From a data center perspective:
The article says this is about "sustained output token generation". For sustained usage, power is a huge factor for "real world performance". H100 has a peak power draw of 700W, while each of the RTX5090 has a peak power draw of 575W, for a total of 1150W.
According to the article it is 78 tokens per second for H100, and 80 tokens per second for the dual RTX5090. So you go up 400W of power in exchange for only two extra tokens per second.
Long story short there is a reason why data centers aren't using dual RTX5090 over H100. For sustained usage, you will pay for it in electricity, and in extra infrastructure to support that increased electricity draw, also extra heat generation and cooling.
Might make sense for a local personal hobby setup though.
> Might make sense for
Individual or small team use, personal or professional, when 32GB VRAM (or 32+32) is sufficient, at the cost of 3.5k$ (or 3.5+3.5) instead of 25k$.
The RTX 5090 has a VRAM cost of 110$/GB; the H100 of 310$/GB.
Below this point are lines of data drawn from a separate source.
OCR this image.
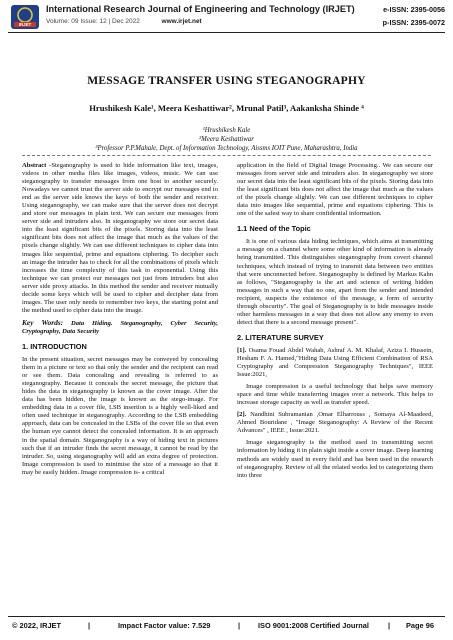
IRJET
International Research Journal of Engineering and Technology (IRJET)
Volume: 09 Issue: 12 | Dec 2022	www.irjet.net
e-ISSN: 2395-0056
p-ISSN: 2395-0072
MESSAGE TRANSFER USING STEGANOGRAPHY
Hrushikesh Kale¹, Meera Keshattiwar², Mrunal Patil³, Aakanksha Shinde ⁴
¹Hrushikesh Kale
²Meera Keshattiwar
³Professor P.P.Mahale, Dept. of Information Technology, Aissms IOIT Pune, Maharashtra, India

Abstract -Steganography is used to hide information like text, images, videos in other media files like images, videos, music. We can use steganography to transfer messages from one host to another securely. Nowadays we cannot trust the server side to encrypt our messages end to end as the server side knows the keys of both the sender and receiver. Using steganography, we can make sure that the server does not decrypt and store our messages in plain text. We can secure our messages from server side and intruders also. In steganography we store our secret data into the least significant bits of the pixels. Storing data into the least significant bits does not affect the image that much as the values of the pixels change slightly. We can use different techniques to cipher data into images like sequential, prime and equations ciphering. To decipher such an image the intruder has to check for all the combinations of pixels which increases the time complexity of this task to exponential. Using this technique we can protect our messages not just from intruders but also server side proxy attacks. In this method the sender and receiver mutually decide some keys which will be used to cipher and decipher data from images. The user only needs to remember two keys, the starting point and the method used to cipher data into the image.

Key Words: Data Hiding. Steganography, Cyber Security, Cryptography, Data Security

1. INTRODUCTION

In the present situation, secret messages may be conveyed by concealing them in a picture or text so that only the sender and the recipient can read or see them. Data concealing and revealing is referred to as steganography. Because it conceals the secret message, the picture that hides the data in steganography is known as the cover image. After the data has been hidden, the image is known as the stego-image. For embedding data in a cover file, LSB insertion is a highly well-liked and often used technique in steganography. According to the LSB embedding approach, data can be concealed in the LSBs of the cover file so that even the human eye cannot detect the concealed information. It is an approach in the spatial domain. Steganography is a way of hiding text in pictures such that if an intruder finds the secret message, it cannot be read by the intruder. So, using steganography will add an extra degree of protection. Image compression is used to minimise the size of a message so that it may be easily hidden. Image compression is- a critical

application in the field of Digital Image Processing.. We can secure our messages from server side and intruders also. In steganography we store our secret data into the least significant bits of the pixels. Storing data into the least significant bits does not affect the image that much as the values of the pixels change slightly. We can use different techniques to cipher data into images like sequential, prime and equations ciphering. This is one of the safest way to share confidential information.

1.1 Need of the Topic

It is one of various data hiding techniques, which aims at transmitting a message on a channel where some other kind of information is already being transmitted. This distinguishes steganography from covert channel techniques, which instead of trying to transmit data between two entities that were unconnected before. Steganography is defined by Markus Kahn as follows, "Steganography is the art and science of writing hidden messages in such a way that no one, apart from the sender and intended recipient, suspects the existence of the message, a form of security through obscurity". The goal of Steganography is to hide messages inside other harmless messages in a way that does not allow any enemy to even detect that there is a second message present".

2. LITERATURE SURVEY

[1]. Osama Fouad Abdel Wahab, Ashraf A. M. Khalaf, Aziza I. Hussein, Hesham F. A. Hamed,"Hiding Data Using Efficient Combination of RSA Cryptography and Compression Steganography Techniques", IEEE Issue:2021,

Image compression is a useful technology that helps save memory space and time while transferring images over a network. This helps to increase storage capacity as well as transfer speed.

[2]. Nandhini Subramanian ,Omar Elharrouss , Somaya Al-Maadeed, Ahmed Bouridane , "Image Steganography: A Review of the Recent Advances" , IEEE , Issue:2021.

Image steganography is the method used in transmitting secret information by hiding it in plain sight inside a cover image. Deep learning methods are widely used in every field and has been used in the research of steganography. Review of all the related works led to categorizing them into three

© 2022, IRJET	|	Impact Factor value: 7.529	| ISO 9001:2008 Certified Journal	| Page 96
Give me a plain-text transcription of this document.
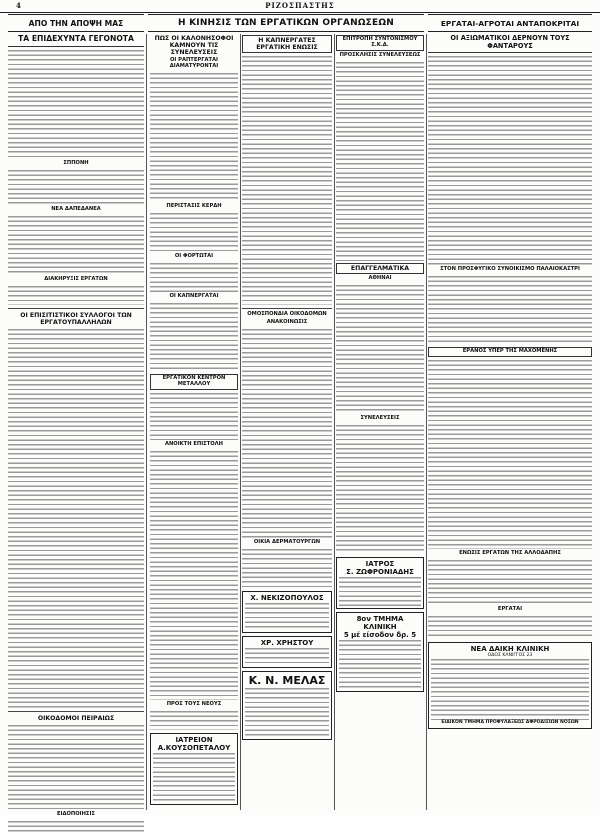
4	ΡΙΖΟΣΠΑΣΤΗΣ
ΑΠΟ ΤΗΝ ΑΠΟΨΗ ΜΑΣ	Η ΚΙΝΗΣΙΣ ΤΩΝ ΕΡΓΑΤΙΚΩΝ ΟΡΓΑΝΩΣΕΩΝ	ΕΡΓΑΤΑΙ-ΑΓΡΟΤΑΙ ΑΝΤΑΠΟΚΡΙΤΑΙ
ΤΑ ΕΠΙΔΕΧΥΝΤΑ ΓΕΓΟΝΟΤΑ
ΣΠΠΟΝΗ
ΝΕΑ ΔΑΠΕΔΑΝΕΑ
ΔΙΑΚΗΡΥΞΙΣ ΕΡΓΑΤΩΝ
ΟΙ ΕΠΙΣΙΤΙΣΤΙΚΟΙ ΣΥΛΛΟΓΟΙ ΤΩΝ ΕΡΓΑΤΟΥΠΑΛΛΗΛΩΝ
ΟΙΚΟΔΟΜΟΙ ΠΕΙΡΑΙΩΣ
ΕΙΔΟΠΟΙΗΣΙΣ
ΠΩΣ ΟΙ ΚΑΛΟΝΗΣΟΦΟΙ ΚΑΜΝΟΥΝ ΤΙΣ ΣΥΝΕΛΕΥΣΕΙΣ
ΟΙ ΡΑΠΤΕΡΓΑΤΑΙ ΔΙΑΜΑΤΥΡΟΝΤΑΙ
ΠΕΡΙΣΤΑΣΙΣ ΚΕΡΔΗ
ΟΙ ΦΟΡΤΩΤΑΙ
ΟΙ ΚΑΠΝΕΡΓΑΤΑΙ
ΕΡΓΑΤΙΚΟΝ ΚΕΝΤΡΟΝ ΜΕΤΑΛΛΟΥ
ΑΝΟΙΚΤΗ ΕΠΙΣΤΟΛΗ
ΠΡΟΣ ΤΟΥΣ ΝΕΟΥΣ
ΙΑΤΡΕΙΟΝ
Α.ΚΟΥΣΟΠΕΤΑΛΟΥ
Η ΚΑΠΝΕΡΓΑΤΕΣ ΕΡΓΑΤΙΚΗ ΕΝΩΣΙΣ
ΟΜΟΣΠΟΝΔΙΑ ΟΙΚΟΔΟΜΩΝ
ΑΝΑΚΟΙΝΩΣΙΣ
ΟΙΚΙΑ ΔΕΡΜΑΤΟΥΡΓΩΝ
Χ. ΝΕΚΙΖΟΠΟΥΛΟΣ
ΧΡ. ΧΡΗΣΤΟΥ
Κ. Ν. ΜΕΛΑΣ
ΕΠΙΤΡΟΠΗ ΣΥΝΤΟΝΙΣΜΟΥ Σ.Κ.Δ.
ΠΡΟΣΚΛΗΣΙΣ ΣΥΝΕΛΕΥΣΕΩΣ
ΕΠΑΓΓΕΛΜΑΤΙΚΑ
ΑΘΗΝΑΙ
ΣΥΝΕΛΕΥΣΕΙΣ
ΙΑΤΡΟΣ
Σ. ΖΩΦΡΟΝΙΑΔΗΣ
8ον ΤΜΗΜΑ ΚΛΙΝΙΚΗ
5 μέ είσοδον δρ. 5
ΟΙ ΑΞΙΩΜΑΤΙΚΟΙ ΔΕΡΝΟΥΝ ΤΟΥΣ ΦΑΝΤΑΡΟΥΣ
ΣΤΟΝ ΠΡΟΣΦΥΓΙΚΟ ΣΥΝΟΙΚΙΣΜΟ ΠΑΛΑΙΟΚΑΣΤΡΙ
ΕΡΑΝΟΣ ΥΠΕΡ ΤΗΣ ΜΑΧΟΜΕΝΗΣ
ΕΝΩΣΙΣ ΕΡΓΑΤΩΝ ΤΗΣ ΑΛΛΟΔΑΠΗΣ
ΕΡΓΑΤΑΙ
ΝΕΑ ΔΑΙΚΗ ΚΛΙΝΙΚΗ
ΟΔΟΣ ΚΑΝΙΓΓΟΣ 23
ΕΙΔΙΚΟΝ ΤΜΗΜΑ ΠΡΟΦΥΛΑΞΕΩΣ ΑΦΡΟΔΙΣΙΩΝ ΝΟΣΩΝ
(And even professional use in a small team will probably not have the card run at full throttle and peak consumption all day, outside NN training projects.)
I would be surprised if 5090 uses more power per flop. Peak power isn't always representative. After all almost entirety of the power is used in matrix multiplication, and that depends on mostly the process and architecture version and 5090 is ahead in both.